Bhubaneswar: Punjab is often referred as the food bowl of India because of its contribution to the country’s grain basket. However, for more than a year, the state has witnessed hundreds of its farmer’s camp on the outskirts of the national capital, Delhi, in protest of Modi government’s three contentious farm laws.
Nearly 700 deaths took place during the farmers’ protest, of which more than 500 deaths are from Punjab.
The government relented and repealed the farm laws last month, but it wasn’t significant for families in Punjab who lost their loved – who went to participate in the protests but could not return home alive.

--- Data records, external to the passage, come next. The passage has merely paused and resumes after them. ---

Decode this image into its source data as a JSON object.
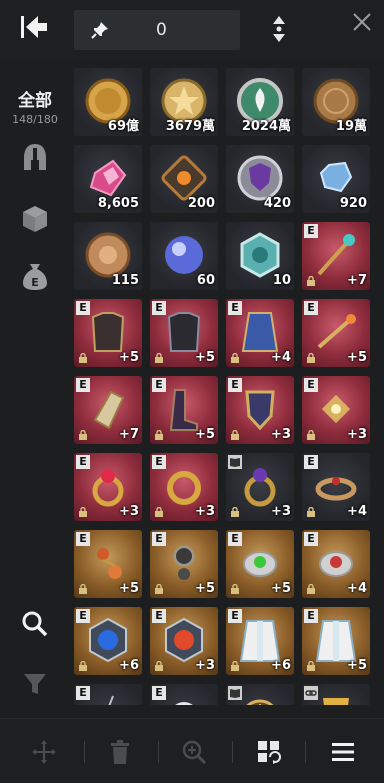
{
  "header": {
    "pinned_count": "0"
  },
  "sidebar": {
    "all_label": "全部",
    "all_count": "148/180"
  },
  "items": [
    {
      "bg": "dark",
      "type": "coin-gold",
      "qty": "69億"
    },
    {
      "bg": "dark",
      "type": "coin-star",
      "qty": "3679萬"
    },
    {
      "bg": "dark",
      "type": "coin-green",
      "qty": "2024萬"
    },
    {
      "bg": "dark",
      "type": "coin-bronze",
      "qty": "19萬"
    },
    {
      "bg": "dark",
      "type": "gem-pink",
      "qty": "8,605"
    },
    {
      "bg": "dark",
      "type": "rune-orange",
      "qty": "200"
    },
    {
      "bg": "dark",
      "type": "shield-purple",
      "qty": "420"
    },
    {
      "bg": "dark",
      "type": "crystal-blue",
      "qty": "920"
    },
    {
      "bg": "dark",
      "type": "coin-copper",
      "qty": "115"
    },
    {
      "bg": "dark",
      "type": "orb-blue",
      "qty": "60"
    },
    {
      "bg": "dark",
      "type": "badge-teal",
      "qty": "10"
    },
    {
      "bg": "red",
      "type": "staff",
      "qty": "+7",
      "e": "E",
      "lock": true
    },
    {
      "bg": "red",
      "type": "armor-dark",
      "qty": "+5",
      "e": "E",
      "lock": true
    },
    {
      "bg": "red",
      "type": "armor-black",
      "qty": "+5",
      "e": "E",
      "lock": true
    },
    {
      "bg": "red",
      "type": "cape-blue",
      "qty": "+4",
      "e": "E",
      "lock": true
    },
    {
      "bg": "red",
      "type": "wand-gold",
      "qty": "+5",
      "e": "E",
      "lock": true
    },
    {
      "bg": "red",
      "type": "gauntlet",
      "qty": "+7",
      "e": "E",
      "lock": true
    },
    {
      "bg": "red",
      "type": "boots",
      "qty": "+5",
      "e": "E",
      "lock": true
    },
    {
      "bg": "red",
      "type": "shield-gold",
      "qty": "+3",
      "e": "E",
      "lock": true
    },
    {
      "bg": "red",
      "type": "amulet-gold",
      "qty": "+3",
      "e": "E",
      "lock": true
    },
    {
      "bg": "red",
      "type": "ring-ruby",
      "qty": "+3",
      "e": "E",
      "lock": true
    },
    {
      "bg": "red",
      "type": "ring-gold",
      "qty": "+3",
      "e": "E",
      "lock": true
    },
    {
      "bg": "dark",
      "type": "ring-purple",
      "qty": "+3",
      "e": "book",
      "lock": true
    },
    {
      "bg": "dark",
      "type": "circlet",
      "qty": "+4",
      "e": "E",
      "lock": true
    },
    {
      "bg": "gold",
      "type": "earring-orange",
      "qty": "+5",
      "e": "E",
      "lock": true
    },
    {
      "bg": "gold",
      "type": "earring-dark",
      "qty": "+5",
      "e": "E",
      "lock": true
    },
    {
      "bg": "gold",
      "type": "bracer-green",
      "qty": "+5",
      "e": "E",
      "lock": true
    },
    {
      "bg": "gold",
      "type": "bracer-red",
      "qty": "+4",
      "e": "E",
      "lock": true
    },
    {
      "bg": "gold",
      "type": "emblem-blue",
      "qty": "+6",
      "e": "E",
      "lock": true
    },
    {
      "bg": "gold",
      "type": "emblem-red",
      "qty": "+3",
      "e": "E",
      "lock": true
    },
    {
      "bg": "gold",
      "type": "robe-white",
      "qty": "+6",
      "e": "E",
      "lock": true
    },
    {
      "bg": "gold",
      "type": "robe-white2",
      "qty": "+5",
      "e": "E",
      "lock": true
    },
    {
      "bg": "dark",
      "type": "pendant-blue",
      "qty": "",
      "e": "E",
      "lock": false
    },
    {
      "bg": "dark",
      "type": "orb-white",
      "qty": "",
      "e": "E",
      "lock": false
    },
    {
      "bg": "dark",
      "type": "compass",
      "qty": "",
      "e": "book",
      "lock": false
    },
    {
      "bg": "dark",
      "type": "trophy",
      "qty": "",
      "e": "link",
      "lock": false
    }
  ]
}
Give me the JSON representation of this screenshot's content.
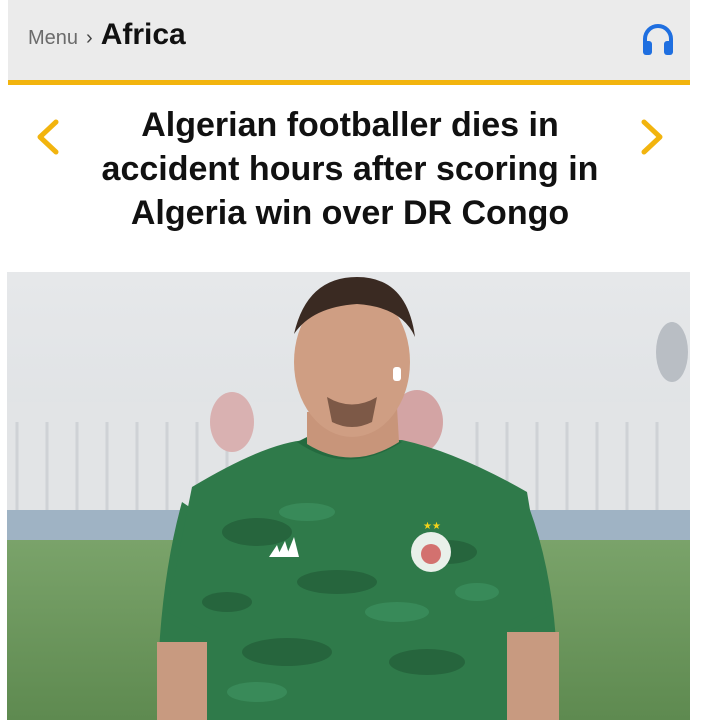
{
  "header": {
    "menu_label": "Menu",
    "separator": "›",
    "section": "Africa",
    "audio_icon": "headphones-icon",
    "accent_color": "#f2b40e",
    "icon_color": "#1f6fe0"
  },
  "article": {
    "headline": "Algerian footballer dies in accident hours after scoring in Algeria win over DR Congo",
    "prev_icon": "chevron-left-icon",
    "next_icon": "chevron-right-icon"
  },
  "photo": {
    "subject": "footballer-photo"
  }
}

Jagseer Sidhu, 30, a resident of Gurma village in Barnala district, had never thought that his father, Sukhdev Singh would pass away at 65, leaving him and his mother in the lurch.
Jagseer said that a few days after returning from Tikri, Sukhdev had participated in a local protest outside the house of a BJP leader in Barnala December 28, 2020. He collapsed on the stage shortly after completing his speech. When he was taken to the hospital, he was declared dead, according to Jagseer.
Kaka Singh, local convenor of Punjab Keth Mazdoor Union from Sri Muktsar Sahib questioned the claims of government by saying that in his village Khunde Halal, in the Muktasar Sahib Tehsil, five farmers including two landless farmers died during protest. But families of none of these farmers have got government jobs.
A farmer couple in a Punjab village is struggling to cope with the death of their only son. Manpreet Singh, 24, died of a heart attack in January.
“I am unable to bear this pain. I feel like crying all the time,” says his mother Baljinder Kaur, trying hard not to break down.
Manpreet’s father Gurdeep Singh said they had tried to stop him from going to Delhi. “But he said that if farmers like us didn’t take part in this protest, everything would be lost,” he says.
The Punjab government has given the family a compensation of 5,00,000 rupees, but that has brought them little solace.
“We are ready to give all we have. Can the government give us our son back?” asks Baljinder Kaur.
Balbir Kaur, 65, regularly visited the protest sites with other women from their village.
“Once there, she would do whatever she could to help, be it cooking or serving meals,” said her son, Chamkaur Singh. In March, she died of a heart attack during one of her trips.
Around 80 miles away, a mother is mourning her son.
Gurpreet Singh, 23, died in December 2020 in an accident while returning home from the protest site with his uncle, who was also killed.
Bhupinder Kaur of Mohali, Punjab, lost her husband Deep Singh last year. He was 60 years old and on his way back to his village when he was involved in a car accident and died as a result of his injuries. Kaur claimed that the Delhi protest had left her in constant anguish and pain.
“I don’t know how to live without him now. There is no support system left. My only daughter is married. My husband was the one looking after me and my ailing mother-in-law. Now that he is gone, we feel as if we are orphaned now,” she said.